The Hucksters (1947)
5/10
Advertising sub-standard
18 April 2019
By all accounts "The Hucksters" is a watered down adaptation of a contemporary novel which scabrously attacked the mores of the radio advertising industry in post-war United States. Watching the movie, I think you can see this dilution with its bittersweet but still happy ending as would-be advertising executive Clark Gable firstly gets the enviable choice to make between Deborah Kerr and Ava Gardner and secondly has to rediscover his backbone and moral compass rather than be absorbed into being one of the many fearful, toadying, underlings who cater to the whims of the vulgar, despotic big-bucks company boss Sydney Greenstreet whose account means $10 million to his new employer, represented by his cringing, excitable new boss played by Adolphe Menjou.
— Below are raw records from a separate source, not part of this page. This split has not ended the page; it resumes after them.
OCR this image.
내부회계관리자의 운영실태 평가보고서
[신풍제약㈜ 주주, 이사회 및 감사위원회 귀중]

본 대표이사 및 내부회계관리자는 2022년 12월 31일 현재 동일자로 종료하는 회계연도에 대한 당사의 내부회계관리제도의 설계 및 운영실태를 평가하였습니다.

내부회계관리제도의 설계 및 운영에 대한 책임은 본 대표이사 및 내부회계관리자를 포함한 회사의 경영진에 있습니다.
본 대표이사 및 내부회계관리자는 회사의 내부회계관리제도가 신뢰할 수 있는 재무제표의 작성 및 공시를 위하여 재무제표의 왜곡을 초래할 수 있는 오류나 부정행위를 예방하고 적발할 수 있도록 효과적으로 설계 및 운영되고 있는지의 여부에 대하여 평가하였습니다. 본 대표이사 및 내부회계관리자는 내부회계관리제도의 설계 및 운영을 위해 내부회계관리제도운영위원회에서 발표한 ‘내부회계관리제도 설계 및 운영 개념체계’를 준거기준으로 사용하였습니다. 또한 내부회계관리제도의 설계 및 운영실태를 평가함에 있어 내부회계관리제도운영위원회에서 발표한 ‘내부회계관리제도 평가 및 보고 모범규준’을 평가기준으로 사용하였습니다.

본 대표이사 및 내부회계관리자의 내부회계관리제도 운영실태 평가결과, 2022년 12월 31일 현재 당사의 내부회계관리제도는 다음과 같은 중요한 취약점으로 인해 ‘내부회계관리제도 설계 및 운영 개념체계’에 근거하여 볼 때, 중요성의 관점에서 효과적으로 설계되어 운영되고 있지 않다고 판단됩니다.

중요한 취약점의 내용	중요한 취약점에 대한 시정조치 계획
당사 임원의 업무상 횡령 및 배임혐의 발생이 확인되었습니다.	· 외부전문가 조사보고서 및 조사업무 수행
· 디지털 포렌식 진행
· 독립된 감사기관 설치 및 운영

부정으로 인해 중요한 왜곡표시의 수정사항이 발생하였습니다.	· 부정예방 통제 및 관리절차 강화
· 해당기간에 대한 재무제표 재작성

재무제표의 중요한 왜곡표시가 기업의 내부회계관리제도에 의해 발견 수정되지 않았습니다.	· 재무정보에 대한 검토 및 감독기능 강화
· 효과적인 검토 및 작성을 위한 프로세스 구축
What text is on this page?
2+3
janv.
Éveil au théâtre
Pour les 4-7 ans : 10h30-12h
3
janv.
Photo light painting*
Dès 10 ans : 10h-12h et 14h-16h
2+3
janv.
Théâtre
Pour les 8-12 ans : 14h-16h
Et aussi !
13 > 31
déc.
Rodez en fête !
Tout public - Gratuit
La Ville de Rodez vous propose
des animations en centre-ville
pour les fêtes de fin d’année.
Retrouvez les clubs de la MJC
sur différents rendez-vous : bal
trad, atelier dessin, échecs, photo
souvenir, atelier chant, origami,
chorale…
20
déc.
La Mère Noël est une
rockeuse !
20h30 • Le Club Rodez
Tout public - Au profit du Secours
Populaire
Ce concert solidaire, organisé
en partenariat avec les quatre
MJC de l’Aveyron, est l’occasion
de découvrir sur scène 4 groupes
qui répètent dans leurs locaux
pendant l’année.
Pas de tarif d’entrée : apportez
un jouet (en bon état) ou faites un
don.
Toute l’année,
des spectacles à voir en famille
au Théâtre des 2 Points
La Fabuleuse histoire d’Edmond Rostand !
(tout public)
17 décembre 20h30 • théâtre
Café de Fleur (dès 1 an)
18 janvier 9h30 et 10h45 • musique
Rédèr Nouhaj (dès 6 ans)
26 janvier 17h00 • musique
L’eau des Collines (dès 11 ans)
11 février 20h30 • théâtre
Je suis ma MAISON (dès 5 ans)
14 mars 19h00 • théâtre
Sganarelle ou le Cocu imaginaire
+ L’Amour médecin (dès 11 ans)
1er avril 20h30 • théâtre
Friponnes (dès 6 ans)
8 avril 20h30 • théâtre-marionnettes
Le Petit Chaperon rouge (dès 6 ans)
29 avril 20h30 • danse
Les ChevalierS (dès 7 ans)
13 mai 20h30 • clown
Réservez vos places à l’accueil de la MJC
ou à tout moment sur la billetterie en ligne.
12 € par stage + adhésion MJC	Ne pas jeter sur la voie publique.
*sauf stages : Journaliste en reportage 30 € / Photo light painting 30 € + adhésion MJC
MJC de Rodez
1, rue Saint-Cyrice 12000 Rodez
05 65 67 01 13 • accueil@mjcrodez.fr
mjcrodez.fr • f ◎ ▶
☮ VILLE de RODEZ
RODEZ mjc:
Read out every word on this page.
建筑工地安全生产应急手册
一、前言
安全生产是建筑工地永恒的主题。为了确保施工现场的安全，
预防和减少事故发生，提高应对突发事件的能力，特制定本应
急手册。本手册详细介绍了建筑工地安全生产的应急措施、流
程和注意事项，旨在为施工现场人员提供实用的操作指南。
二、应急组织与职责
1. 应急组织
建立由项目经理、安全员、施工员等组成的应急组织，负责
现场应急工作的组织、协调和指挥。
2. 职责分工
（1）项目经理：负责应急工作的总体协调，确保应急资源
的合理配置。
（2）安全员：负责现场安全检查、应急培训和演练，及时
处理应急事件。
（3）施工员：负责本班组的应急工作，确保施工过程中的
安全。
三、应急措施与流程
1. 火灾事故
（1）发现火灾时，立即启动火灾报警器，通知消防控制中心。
For me therefore the movie fell between two stools, Gable's who-will-he-choose love triangle dilemma and the satire on American business practices with neither plot-strand convincing individually or combining successfully. For the first, it seems highly unlikely that a young beauty like Gardner would fall so hard for the undeniably still charismatic but equally undoubtedly ageing leading man or that he would also be simultaneously charming a pretty, classy, English war widow mother of two like Kerr or that she would fall for his charms after his somewhat sordid attempt to seduce her at a cheap hotel.

More could certainly have been made of the examination of the literally soap opera-type machinations of the advertising world where the characters seem much more believable, like Greenstreet's loathsome bigwig, Menjou's fawning doormat and even Keenan Wynn's relentlessly unfunny gagman, but even the effect of Gable's dressing down of Greenstreet's bullying monster is softened unnecessarily by the need for him to get the right gal and for the movie to end with him and Kerr in a romantic clinch.

All of this is something of a shame as Gable shows he is still capable of commanding the screen as his greatness is on the wane, Kerr and Gardner charm in different ways and Greenstreet in particular stands out for his vivid portrayal of a loathsome character with no redeeming features. However the muddled story line and somewhat staid, over-sentimental direction here only serve to dull the impact of what could have been an altogether sharper and indeed caustic dissection of the whole Madison Avenue crowd.